Russia's Putin makes surprise visit to Syria
January 7, 2020Russian President Vladimir Putin made an unannounced visit to Damascus on Tuesday and met with President Bashar Assad and other top officials.
It is only Putin's second visit to Syria, where Russian troops have helped government forces take back large swaths of the country from various rebel factions since 2015.
"In his conversation with Assad, Putin noted that we can now say with confidence that a huge distance has been traveled towards restoring Syrian statehood and the country's territorial integrity," Russian news agencies quoted Kremlin spokesman Dmitry Peskov as saying.
Syrian state media reported that the two leaders met at a Russian forces assembly location near the capital and listened to military briefings. The visit coincides with Orthodox Christmas on January 7.
The meeting comes amid heightened tensions between Washington and Tehran following a US strike that killed Iranian Revolutionary Guard General Qassem Soleimani and a top Iraqi militia commander in Baghdad.
Read more: US, Iran on precipice of unpredictable Middle East war
Iran, which also backs the Assad regime in the country's war, has vowed to retaliate for the US strike. Iran-backed Shiite militia across the Middle East, including those in Syria and Lebanon's Hezbollah, have also vowed reprisals against the United States.
US forces are based in northeastern Syria and at the al-Tanf military base, near the border with Jordan and Iraq, as part of the mission combating the remnants of the so-called "Islamic State."
US ally Israel, which has carried out hundreds of airstrikes on Iranian and Iran-backed forces in Syria, is also on high alert for any retaliation stemming from Syria and Lebanon.

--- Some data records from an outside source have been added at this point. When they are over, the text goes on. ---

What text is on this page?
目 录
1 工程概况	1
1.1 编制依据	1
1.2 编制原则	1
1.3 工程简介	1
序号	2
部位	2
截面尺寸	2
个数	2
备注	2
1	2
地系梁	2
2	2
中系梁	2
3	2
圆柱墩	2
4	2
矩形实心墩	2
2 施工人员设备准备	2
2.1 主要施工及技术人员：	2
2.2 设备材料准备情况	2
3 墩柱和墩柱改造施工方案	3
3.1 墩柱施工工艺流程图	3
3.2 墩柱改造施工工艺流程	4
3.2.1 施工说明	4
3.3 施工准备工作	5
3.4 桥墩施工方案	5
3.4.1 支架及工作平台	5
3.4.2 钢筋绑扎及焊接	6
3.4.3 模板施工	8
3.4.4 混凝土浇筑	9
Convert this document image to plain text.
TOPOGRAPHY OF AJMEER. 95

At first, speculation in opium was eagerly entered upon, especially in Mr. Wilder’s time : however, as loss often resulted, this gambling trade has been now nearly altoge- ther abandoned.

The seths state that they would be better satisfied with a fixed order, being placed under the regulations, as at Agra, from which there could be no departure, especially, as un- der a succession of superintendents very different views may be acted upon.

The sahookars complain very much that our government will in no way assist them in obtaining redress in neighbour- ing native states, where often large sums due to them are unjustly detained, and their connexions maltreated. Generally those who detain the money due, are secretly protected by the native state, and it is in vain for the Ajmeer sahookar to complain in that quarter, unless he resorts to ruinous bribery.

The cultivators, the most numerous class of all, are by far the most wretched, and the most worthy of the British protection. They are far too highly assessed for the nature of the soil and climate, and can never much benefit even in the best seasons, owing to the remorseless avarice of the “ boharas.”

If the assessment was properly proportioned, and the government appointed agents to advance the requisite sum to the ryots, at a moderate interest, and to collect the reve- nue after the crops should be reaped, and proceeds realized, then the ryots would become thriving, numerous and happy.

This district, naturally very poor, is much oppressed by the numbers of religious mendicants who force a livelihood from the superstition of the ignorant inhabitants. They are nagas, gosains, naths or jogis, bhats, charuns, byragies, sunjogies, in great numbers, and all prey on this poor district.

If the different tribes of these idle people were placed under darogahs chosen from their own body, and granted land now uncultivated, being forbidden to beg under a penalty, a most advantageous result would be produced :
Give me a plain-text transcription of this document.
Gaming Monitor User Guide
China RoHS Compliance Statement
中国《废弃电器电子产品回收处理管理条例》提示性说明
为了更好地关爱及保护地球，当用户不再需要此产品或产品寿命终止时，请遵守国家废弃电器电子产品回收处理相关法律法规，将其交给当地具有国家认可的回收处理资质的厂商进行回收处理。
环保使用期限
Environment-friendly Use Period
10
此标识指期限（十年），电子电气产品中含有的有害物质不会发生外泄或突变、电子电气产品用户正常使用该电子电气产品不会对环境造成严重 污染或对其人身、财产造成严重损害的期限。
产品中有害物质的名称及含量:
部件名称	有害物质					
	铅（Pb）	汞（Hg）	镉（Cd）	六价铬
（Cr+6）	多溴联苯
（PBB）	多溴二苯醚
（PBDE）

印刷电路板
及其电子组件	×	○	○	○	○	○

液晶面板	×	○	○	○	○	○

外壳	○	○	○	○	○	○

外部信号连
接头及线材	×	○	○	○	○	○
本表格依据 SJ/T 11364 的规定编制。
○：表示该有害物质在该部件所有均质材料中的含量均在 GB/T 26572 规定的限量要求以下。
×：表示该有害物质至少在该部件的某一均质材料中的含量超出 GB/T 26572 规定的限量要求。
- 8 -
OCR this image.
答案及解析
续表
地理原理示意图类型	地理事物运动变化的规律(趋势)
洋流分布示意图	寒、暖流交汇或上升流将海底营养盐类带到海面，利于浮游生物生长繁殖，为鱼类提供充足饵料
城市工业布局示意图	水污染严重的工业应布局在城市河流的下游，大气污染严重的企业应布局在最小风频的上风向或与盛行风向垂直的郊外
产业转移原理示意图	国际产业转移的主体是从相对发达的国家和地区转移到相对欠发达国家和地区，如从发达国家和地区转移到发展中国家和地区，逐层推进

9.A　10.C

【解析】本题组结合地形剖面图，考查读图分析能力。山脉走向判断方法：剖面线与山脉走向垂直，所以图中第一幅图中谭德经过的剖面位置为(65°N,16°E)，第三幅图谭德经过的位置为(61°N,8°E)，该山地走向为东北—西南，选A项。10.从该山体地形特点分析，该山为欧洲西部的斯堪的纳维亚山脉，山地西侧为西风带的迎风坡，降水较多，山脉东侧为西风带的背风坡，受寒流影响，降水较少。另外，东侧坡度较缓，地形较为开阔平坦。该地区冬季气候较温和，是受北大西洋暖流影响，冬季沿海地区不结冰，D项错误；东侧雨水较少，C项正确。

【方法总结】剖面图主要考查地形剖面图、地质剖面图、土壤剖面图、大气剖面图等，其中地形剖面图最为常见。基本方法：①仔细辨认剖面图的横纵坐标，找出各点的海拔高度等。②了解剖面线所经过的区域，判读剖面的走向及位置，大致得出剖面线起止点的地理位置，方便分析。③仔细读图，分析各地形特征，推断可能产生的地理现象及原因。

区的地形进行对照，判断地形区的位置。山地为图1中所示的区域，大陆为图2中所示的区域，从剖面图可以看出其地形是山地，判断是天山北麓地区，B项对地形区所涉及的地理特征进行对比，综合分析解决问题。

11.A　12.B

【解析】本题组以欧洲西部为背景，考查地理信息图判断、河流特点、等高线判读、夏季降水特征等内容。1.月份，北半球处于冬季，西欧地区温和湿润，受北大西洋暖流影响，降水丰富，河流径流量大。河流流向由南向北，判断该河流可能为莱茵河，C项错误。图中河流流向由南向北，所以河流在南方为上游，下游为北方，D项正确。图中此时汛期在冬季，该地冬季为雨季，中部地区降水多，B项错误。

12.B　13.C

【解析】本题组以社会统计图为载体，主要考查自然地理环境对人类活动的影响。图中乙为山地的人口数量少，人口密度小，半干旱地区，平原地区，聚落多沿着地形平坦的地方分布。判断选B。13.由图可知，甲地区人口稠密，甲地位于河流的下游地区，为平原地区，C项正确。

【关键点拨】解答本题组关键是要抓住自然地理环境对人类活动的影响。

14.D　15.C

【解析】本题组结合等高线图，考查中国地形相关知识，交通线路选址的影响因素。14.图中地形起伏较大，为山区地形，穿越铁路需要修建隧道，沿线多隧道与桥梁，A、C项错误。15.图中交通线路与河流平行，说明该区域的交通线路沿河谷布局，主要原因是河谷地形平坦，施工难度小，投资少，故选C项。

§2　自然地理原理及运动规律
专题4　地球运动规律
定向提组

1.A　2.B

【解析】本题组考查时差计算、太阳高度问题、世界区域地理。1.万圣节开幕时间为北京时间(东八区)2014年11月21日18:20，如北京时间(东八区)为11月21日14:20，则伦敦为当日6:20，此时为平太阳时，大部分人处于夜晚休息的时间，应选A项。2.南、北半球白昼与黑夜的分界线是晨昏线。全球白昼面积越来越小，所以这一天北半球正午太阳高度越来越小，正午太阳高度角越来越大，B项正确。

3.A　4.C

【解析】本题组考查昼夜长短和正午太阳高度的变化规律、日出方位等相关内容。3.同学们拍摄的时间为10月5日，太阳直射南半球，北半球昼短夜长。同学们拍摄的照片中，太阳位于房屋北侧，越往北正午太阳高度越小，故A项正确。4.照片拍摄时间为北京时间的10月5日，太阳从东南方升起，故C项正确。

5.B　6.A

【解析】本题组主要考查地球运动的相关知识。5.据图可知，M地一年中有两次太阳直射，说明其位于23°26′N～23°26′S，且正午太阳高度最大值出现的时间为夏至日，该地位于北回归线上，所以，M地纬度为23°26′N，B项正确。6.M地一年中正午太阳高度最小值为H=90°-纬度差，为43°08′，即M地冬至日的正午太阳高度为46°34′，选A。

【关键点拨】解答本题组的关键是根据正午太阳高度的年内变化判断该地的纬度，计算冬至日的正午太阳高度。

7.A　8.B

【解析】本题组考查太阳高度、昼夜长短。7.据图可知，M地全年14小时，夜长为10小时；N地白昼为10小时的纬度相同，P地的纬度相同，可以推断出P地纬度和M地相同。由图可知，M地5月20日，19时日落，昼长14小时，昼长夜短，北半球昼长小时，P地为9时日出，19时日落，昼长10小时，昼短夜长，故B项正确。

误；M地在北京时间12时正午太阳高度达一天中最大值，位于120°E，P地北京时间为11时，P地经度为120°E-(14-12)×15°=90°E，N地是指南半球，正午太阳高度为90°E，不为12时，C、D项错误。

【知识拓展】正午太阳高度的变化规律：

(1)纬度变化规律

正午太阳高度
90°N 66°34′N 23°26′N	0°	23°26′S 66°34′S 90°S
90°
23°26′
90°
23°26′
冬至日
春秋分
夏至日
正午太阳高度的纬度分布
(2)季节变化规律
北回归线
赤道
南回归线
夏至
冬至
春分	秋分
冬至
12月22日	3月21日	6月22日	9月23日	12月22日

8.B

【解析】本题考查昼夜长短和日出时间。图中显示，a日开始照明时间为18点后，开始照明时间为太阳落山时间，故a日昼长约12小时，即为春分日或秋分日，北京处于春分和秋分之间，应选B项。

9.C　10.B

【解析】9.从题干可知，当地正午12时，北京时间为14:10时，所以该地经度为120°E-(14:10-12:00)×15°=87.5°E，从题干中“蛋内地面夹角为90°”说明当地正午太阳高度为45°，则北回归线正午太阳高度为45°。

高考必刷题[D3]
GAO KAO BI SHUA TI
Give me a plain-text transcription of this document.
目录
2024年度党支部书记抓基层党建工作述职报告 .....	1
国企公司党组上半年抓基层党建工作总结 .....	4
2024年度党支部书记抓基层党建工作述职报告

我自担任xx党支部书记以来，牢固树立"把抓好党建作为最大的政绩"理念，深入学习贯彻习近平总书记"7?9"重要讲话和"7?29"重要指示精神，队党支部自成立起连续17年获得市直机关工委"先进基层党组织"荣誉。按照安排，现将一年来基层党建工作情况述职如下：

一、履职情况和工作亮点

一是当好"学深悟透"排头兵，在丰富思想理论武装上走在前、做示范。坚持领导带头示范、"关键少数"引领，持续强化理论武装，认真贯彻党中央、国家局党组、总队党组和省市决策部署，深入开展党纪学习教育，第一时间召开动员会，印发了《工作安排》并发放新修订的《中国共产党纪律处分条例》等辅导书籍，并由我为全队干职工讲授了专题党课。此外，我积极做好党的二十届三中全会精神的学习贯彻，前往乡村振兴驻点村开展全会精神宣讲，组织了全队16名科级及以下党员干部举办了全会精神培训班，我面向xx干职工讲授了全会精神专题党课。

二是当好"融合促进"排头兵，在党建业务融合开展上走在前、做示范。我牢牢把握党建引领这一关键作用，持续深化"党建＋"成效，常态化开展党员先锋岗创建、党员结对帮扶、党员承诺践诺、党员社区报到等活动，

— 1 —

Read more: Israel-Iran conflict to be major Middle East issue in 2020
Russian, Turkish leaders to talk Syria
Putin's visit comes a day before he will meet with Turkish President Recep Tayyip Erdogan in Istanbul, where an ongoing Russian and Syrian assault on northwest Idlib province and a regional power struggle over Libya are expected to be high on the agenda.
A regime offensive in Idlib has displaced at least 300,000 people from the largely jihadi-controlled enclave in recent weeks, where Turkey has a dozen military posts as part of a fragile de-confliction agreement with Iran and Russia.
More than 3 million civilians remain trapped in the war zone, and Turkey fears a mass of refugees will flee across its border due to the offensive in Idlib.